Das Blut der Rhu'u
führte sie in einen Raum, der genauso spartanisch eingerichtet war wie das »Audienzzimmer«. An der Wand entlang stand ein breites Holzgestell, das wie ein flacher Tisch aussah. Doch die darauf ausgebreiteten Strohmatratzen und Decken zeigten, dass es ein Bettgestell sein sollte. Gao zeigte ihnen auch die Latrinen und die Waschgelegenheiten und ließ sie danach allein.
Einige Mönche brachten Tabletts mit Essen und Tee sowie Butterlampen. Andere stellten einen kleinen Altar mit einer Buddhastatue in einer Ecke auf und entzündeten darauf Räucherwerk. Camiyu nahm ebenfalls ein Räucherstäbchen, zündete es an und setzte es mit einer Verbeugung vor Buddha in das Räuchergefäß zu den anderen Stäbchen. Der würzige Duft des Rauchs breitete sich aus und erfüllte langsam den ganzen Raum.
Kara legte ihren Rucksack auf eine Strohmatratze direkt an der Wand.
Camiyu deutete auf den Platz neben ihr. »Ist es dir recht, wenn ich mich hier niederlasse?«
Kara nickte. Sie war gern in seiner Nähe. Seltsamerweise fühlte sie zu ihm eine fast ebenso starke Verbindung wie zu Kyle, nur auf einer anderen Ebene. Er lächelte dankbar.
»Wie lange wird die Beratung wohl dauern?«, fragte Cassie.
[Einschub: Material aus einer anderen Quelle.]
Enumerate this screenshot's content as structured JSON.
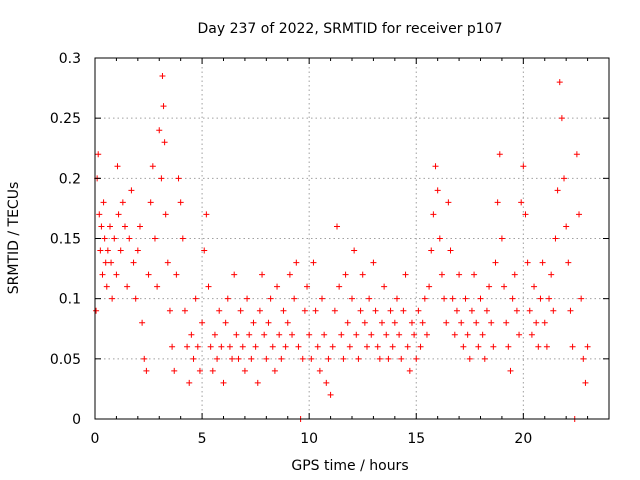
{
  "chart_data": {
    "type": "scatter",
    "title": "Day 237 of 2022, SRMTID for receiver p107",
    "xlabel": "GPS time / hours",
    "ylabel": "SRMTID / TECUs",
    "xlim": [
      0,
      24
    ],
    "ylim": [
      0,
      0.3
    ],
    "xticks": [
      0,
      5,
      10,
      15,
      20
    ],
    "xtick_labels": [
      "0",
      "5",
      "10",
      "15",
      "20"
    ],
    "yticks": [
      0,
      0.05,
      0.1,
      0.15,
      0.2,
      0.25,
      0.3
    ],
    "ytick_labels": [
      "0",
      "0.05",
      "0.1",
      "0.15",
      "0.2",
      "0.25",
      "0.3"
    ],
    "grid": true,
    "marker": "+",
    "color": "#ff0000",
    "series": [
      {
        "name": "SRMTID",
        "points": [
          [
            0.05,
            0.09
          ],
          [
            0.1,
            0.2
          ],
          [
            0.15,
            0.22
          ],
          [
            0.2,
            0.17
          ],
          [
            0.25,
            0.14
          ],
          [
            0.3,
            0.16
          ],
          [
            0.35,
            0.12
          ],
          [
            0.4,
            0.18
          ],
          [
            0.45,
            0.15
          ],
          [
            0.5,
            0.13
          ],
          [
            0.55,
            0.11
          ],
          [
            0.6,
            0.14
          ],
          [
            0.7,
            0.16
          ],
          [
            0.75,
            0.13
          ],
          [
            0.8,
            0.1
          ],
          [
            0.9,
            0.15
          ],
          [
            1.0,
            0.12
          ],
          [
            1.05,
            0.21
          ],
          [
            1.1,
            0.17
          ],
          [
            1.2,
            0.14
          ],
          [
            1.3,
            0.18
          ],
          [
            1.4,
            0.16
          ],
          [
            1.5,
            0.11
          ],
          [
            1.6,
            0.15
          ],
          [
            1.7,
            0.19
          ],
          [
            1.8,
            0.13
          ],
          [
            1.9,
            0.1
          ],
          [
            2.0,
            0.14
          ],
          [
            2.1,
            0.16
          ],
          [
            2.2,
            0.08
          ],
          [
            2.3,
            0.05
          ],
          [
            2.4,
            0.04
          ],
          [
            2.5,
            0.12
          ],
          [
            2.6,
            0.18
          ],
          [
            2.7,
            0.21
          ],
          [
            2.8,
            0.15
          ],
          [
            2.9,
            0.11
          ],
          [
            3.0,
            0.24
          ],
          [
            3.1,
            0.2
          ],
          [
            3.15,
            0.285
          ],
          [
            3.2,
            0.26
          ],
          [
            3.25,
            0.23
          ],
          [
            3.3,
            0.17
          ],
          [
            3.4,
            0.13
          ],
          [
            3.5,
            0.09
          ],
          [
            3.6,
            0.06
          ],
          [
            3.7,
            0.04
          ],
          [
            3.8,
            0.12
          ],
          [
            3.9,
            0.2
          ],
          [
            4.0,
            0.18
          ],
          [
            4.1,
            0.15
          ],
          [
            4.2,
            0.09
          ],
          [
            4.3,
            0.06
          ],
          [
            4.4,
            0.03
          ],
          [
            4.5,
            0.07
          ],
          [
            4.6,
            0.05
          ],
          [
            4.7,
            0.1
          ],
          [
            4.8,
            0.06
          ],
          [
            4.9,
            0.04
          ],
          [
            5.0,
            0.08
          ],
          [
            5.1,
            0.14
          ],
          [
            5.2,
            0.17
          ],
          [
            5.3,
            0.11
          ],
          [
            5.4,
            0.06
          ],
          [
            5.5,
            0.04
          ],
          [
            5.6,
            0.07
          ],
          [
            5.7,
            0.05
          ],
          [
            5.8,
            0.09
          ],
          [
            5.9,
            0.06
          ],
          [
            6.0,
            0.03
          ],
          [
            6.1,
            0.08
          ],
          [
            6.2,
            0.1
          ],
          [
            6.3,
            0.06
          ],
          [
            6.4,
            0.05
          ],
          [
            6.5,
            0.12
          ],
          [
            6.6,
            0.07
          ],
          [
            6.7,
            0.05
          ],
          [
            6.8,
            0.09
          ],
          [
            6.9,
            0.06
          ],
          [
            7.0,
            0.04
          ],
          [
            7.1,
            0.1
          ],
          [
            7.2,
            0.07
          ],
          [
            7.3,
            0.05
          ],
          [
            7.4,
            0.08
          ],
          [
            7.5,
            0.06
          ],
          [
            7.6,
            0.03
          ],
          [
            7.7,
            0.09
          ],
          [
            7.8,
            0.12
          ],
          [
            7.9,
            0.07
          ],
          [
            8.0,
            0.05
          ],
          [
            8.1,
            0.08
          ],
          [
            8.2,
            0.1
          ],
          [
            8.3,
            0.06
          ],
          [
            8.4,
            0.04
          ],
          [
            8.5,
            0.11
          ],
          [
            8.6,
            0.07
          ],
          [
            8.7,
            0.05
          ],
          [
            8.8,
            0.09
          ],
          [
            8.9,
            0.06
          ],
          [
            9.0,
            0.08
          ],
          [
            9.1,
            0.12
          ],
          [
            9.2,
            0.07
          ],
          [
            9.3,
            0.1
          ],
          [
            9.4,
            0.13
          ],
          [
            9.5,
            0.06
          ],
          [
            9.6,
            0.0
          ],
          [
            9.7,
            0.05
          ],
          [
            9.8,
            0.09
          ],
          [
            9.9,
            0.11
          ],
          [
            10.0,
            0.07
          ],
          [
            10.1,
            0.05
          ],
          [
            10.2,
            0.13
          ],
          [
            10.3,
            0.09
          ],
          [
            10.4,
            0.06
          ],
          [
            10.5,
            0.04
          ],
          [
            10.6,
            0.1
          ],
          [
            10.7,
            0.07
          ],
          [
            10.8,
            0.03
          ],
          [
            10.9,
            0.05
          ],
          [
            11.0,
            0.02
          ],
          [
            11.1,
            0.06
          ],
          [
            11.2,
            0.09
          ],
          [
            11.3,
            0.16
          ],
          [
            11.4,
            0.11
          ],
          [
            11.5,
            0.07
          ],
          [
            11.6,
            0.05
          ],
          [
            11.7,
            0.12
          ],
          [
            11.8,
            0.08
          ],
          [
            11.9,
            0.06
          ],
          [
            12.0,
            0.1
          ],
          [
            12.1,
            0.14
          ],
          [
            12.2,
            0.07
          ],
          [
            12.3,
            0.05
          ],
          [
            12.4,
            0.09
          ],
          [
            12.5,
            0.12
          ],
          [
            12.6,
            0.08
          ],
          [
            12.7,
            0.06
          ],
          [
            12.8,
            0.1
          ],
          [
            12.9,
            0.07
          ],
          [
            13.0,
            0.13
          ],
          [
            13.1,
            0.09
          ],
          [
            13.2,
            0.06
          ],
          [
            13.3,
            0.05
          ],
          [
            13.4,
            0.08
          ],
          [
            13.5,
            0.11
          ],
          [
            13.6,
            0.07
          ],
          [
            13.7,
            0.05
          ],
          [
            13.8,
            0.09
          ],
          [
            13.9,
            0.06
          ],
          [
            14.0,
            0.08
          ],
          [
            14.1,
            0.1
          ],
          [
            14.2,
            0.07
          ],
          [
            14.3,
            0.05
          ],
          [
            14.4,
            0.09
          ],
          [
            14.5,
            0.12
          ],
          [
            14.6,
            0.06
          ],
          [
            14.7,
            0.04
          ],
          [
            14.8,
            0.08
          ],
          [
            14.9,
            0.07
          ],
          [
            15.0,
            0.05
          ],
          [
            15.1,
            0.09
          ],
          [
            15.2,
            0.06
          ],
          [
            15.3,
            0.08
          ],
          [
            15.4,
            0.1
          ],
          [
            15.5,
            0.07
          ],
          [
            15.6,
            0.11
          ],
          [
            15.7,
            0.14
          ],
          [
            15.8,
            0.17
          ],
          [
            15.9,
            0.21
          ],
          [
            16.0,
            0.19
          ],
          [
            16.1,
            0.15
          ],
          [
            16.2,
            0.12
          ],
          [
            16.3,
            0.1
          ],
          [
            16.4,
            0.08
          ],
          [
            16.5,
            0.18
          ],
          [
            16.6,
            0.14
          ],
          [
            16.7,
            0.1
          ],
          [
            16.8,
            0.07
          ],
          [
            16.9,
            0.09
          ],
          [
            17.0,
            0.12
          ],
          [
            17.1,
            0.08
          ],
          [
            17.2,
            0.06
          ],
          [
            17.3,
            0.1
          ],
          [
            17.4,
            0.07
          ],
          [
            17.5,
            0.05
          ],
          [
            17.6,
            0.09
          ],
          [
            17.7,
            0.12
          ],
          [
            17.8,
            0.08
          ],
          [
            17.9,
            0.06
          ],
          [
            18.0,
            0.1
          ],
          [
            18.1,
            0.07
          ],
          [
            18.2,
            0.05
          ],
          [
            18.3,
            0.09
          ],
          [
            18.4,
            0.11
          ],
          [
            18.5,
            0.08
          ],
          [
            18.6,
            0.06
          ],
          [
            18.7,
            0.13
          ],
          [
            18.8,
            0.18
          ],
          [
            18.9,
            0.22
          ],
          [
            19.0,
            0.15
          ],
          [
            19.1,
            0.11
          ],
          [
            19.2,
            0.08
          ],
          [
            19.3,
            0.06
          ],
          [
            19.4,
            0.04
          ],
          [
            19.5,
            0.1
          ],
          [
            19.6,
            0.12
          ],
          [
            19.7,
            0.09
          ],
          [
            19.8,
            0.07
          ],
          [
            19.9,
            0.18
          ],
          [
            20.0,
            0.21
          ],
          [
            20.1,
            0.17
          ],
          [
            20.2,
            0.13
          ],
          [
            20.3,
            0.09
          ],
          [
            20.4,
            0.07
          ],
          [
            20.5,
            0.11
          ],
          [
            20.6,
            0.08
          ],
          [
            20.7,
            0.06
          ],
          [
            20.8,
            0.1
          ],
          [
            20.9,
            0.13
          ],
          [
            21.0,
            0.08
          ],
          [
            21.1,
            0.06
          ],
          [
            21.2,
            0.1
          ],
          [
            21.3,
            0.12
          ],
          [
            21.4,
            0.09
          ],
          [
            21.5,
            0.15
          ],
          [
            21.6,
            0.19
          ],
          [
            21.7,
            0.28
          ],
          [
            21.8,
            0.25
          ],
          [
            21.9,
            0.2
          ],
          [
            22.0,
            0.16
          ],
          [
            22.1,
            0.13
          ],
          [
            22.2,
            0.09
          ],
          [
            22.3,
            0.06
          ],
          [
            22.4,
            0.0
          ],
          [
            22.5,
            0.22
          ],
          [
            22.6,
            0.17
          ],
          [
            22.7,
            0.1
          ],
          [
            22.8,
            0.05
          ],
          [
            22.9,
            0.03
          ],
          [
            23.0,
            0.06
          ]
        ]
      }
    ]
  }
}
Cal zuckte mit den Schultern. »Einen Tag mindestens. Oder eine Woche. Einen Monat. Das Ganze ist ein Test, und zwar in mehr als einer Hinsicht. Sie testen unsere Geduld und unser Verhalten. Ob wir würdig sind, unser Erbe zu übernehmen. Sie testen auch unseren Respekt vor ihren Sitten und Gelübden. Das bedeutet, wenn wir Hunger haben, werden wir uns beherrschen und notfalls ein paar Tage fasten. Das bringt uns nicht um. Die Mönche leben im Zölibat. Auf keinen Fall dürft ihr Frauen einen von ihnen verführen. Die nächste Stadt ist nur ein paar Meilen entfernt. Wenn wir länger bleiben müssen, holen wir uns dort unsere Nahrung.«
Kara bemerkte, dass Camulal ihr zuzwinkerte – zweifellos ein Angebot, dass sie nicht auf irgendeinen Mann aus der nächsten Stadt zurückgreifen musste, wenn sie Hunger hätte.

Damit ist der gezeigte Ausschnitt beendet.